1. Antibiotics can cause side effects. The reason: while you may be giving antibiotics to treat a possible ear infection, once ingested the antibiotics go to every organ in your body thus killing off some of the “good bacteria” living there. Some new research even suggests that bacteria that live in our gut affect our brain activity, mood, and behavior.

2. Bacteria do good. Throughout our lifetime we accumulate a lot of bacteria to the point that of all the cells in and on our body, 90% of our cells are bacterial! These bacteria help keep our bodies happy – assisting in digestion and keeping a good balance of colonies for healthy skin and intestines.

3. Every dose of antibiotics changes us. Each dose of antibiotics kills the normal bacteria that live in our body. The risk of taking antibiotics is not only the side effects (diarrhea, rash, or upset stomach, for example) but the risk that each dose changes who we are. Previous research from 2012 found that antibiotics, particularly when given to infants, may increase risk for chronic disease later on (inflammatory bowel disease).

4. Antibiotics change our environment. Each dose of antibiotics to our children, ourselves, or the animals we eat changes our community’s health in general. The more we use antibiotics that kill off susceptible bacteria, the more we select bacteria for survival that are resistant to known treatments. The consequence over time for us all is more resistant bacteria or “superbugs”– harder to treat infections.

5. Unnecessary antibiotics cost money. When an infection is caused by a virus and we treat with antibiotics, it’s an unnecessary drain on our pocketbook. Simple as that. TLC (tender love and care) isn’t free (days out of work, tug on our heart) but for viruses, our TLC can be one of the most powerful things we provide our children as they heal and recover.

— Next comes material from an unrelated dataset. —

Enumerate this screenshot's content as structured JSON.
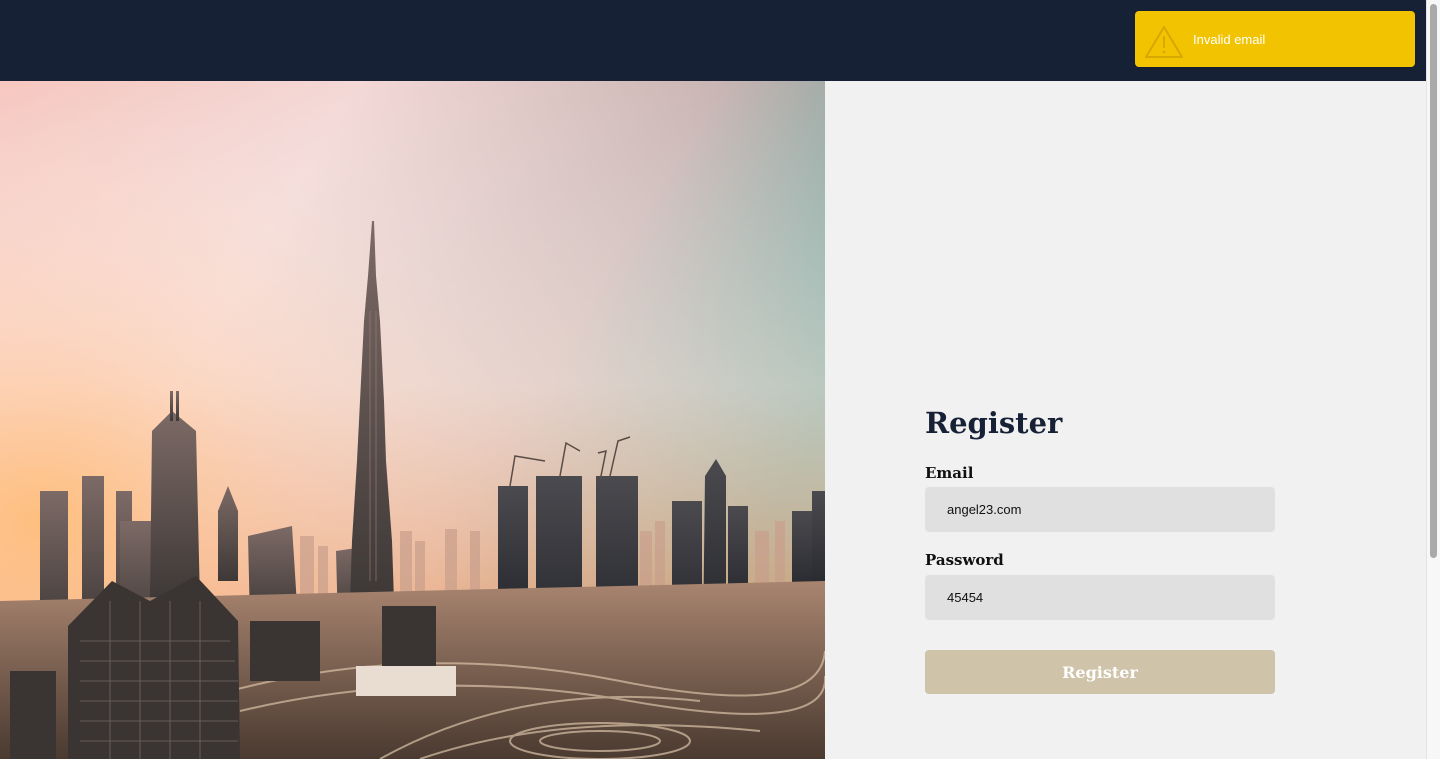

While the development of antibiotics over the last 100 years has certainly helped us cure many diseases, we are only beginning to understand the relationship between our bodies and the bacteria that live within us. Antibiotics can kill many of these bacteria and we are starting to learn about the substantial unintended consequences that can result.

Dr. Matthew Kronman, pediatrician and expert in infectious disease

Makes you think what will they find is affecting us in more bad ways then good next!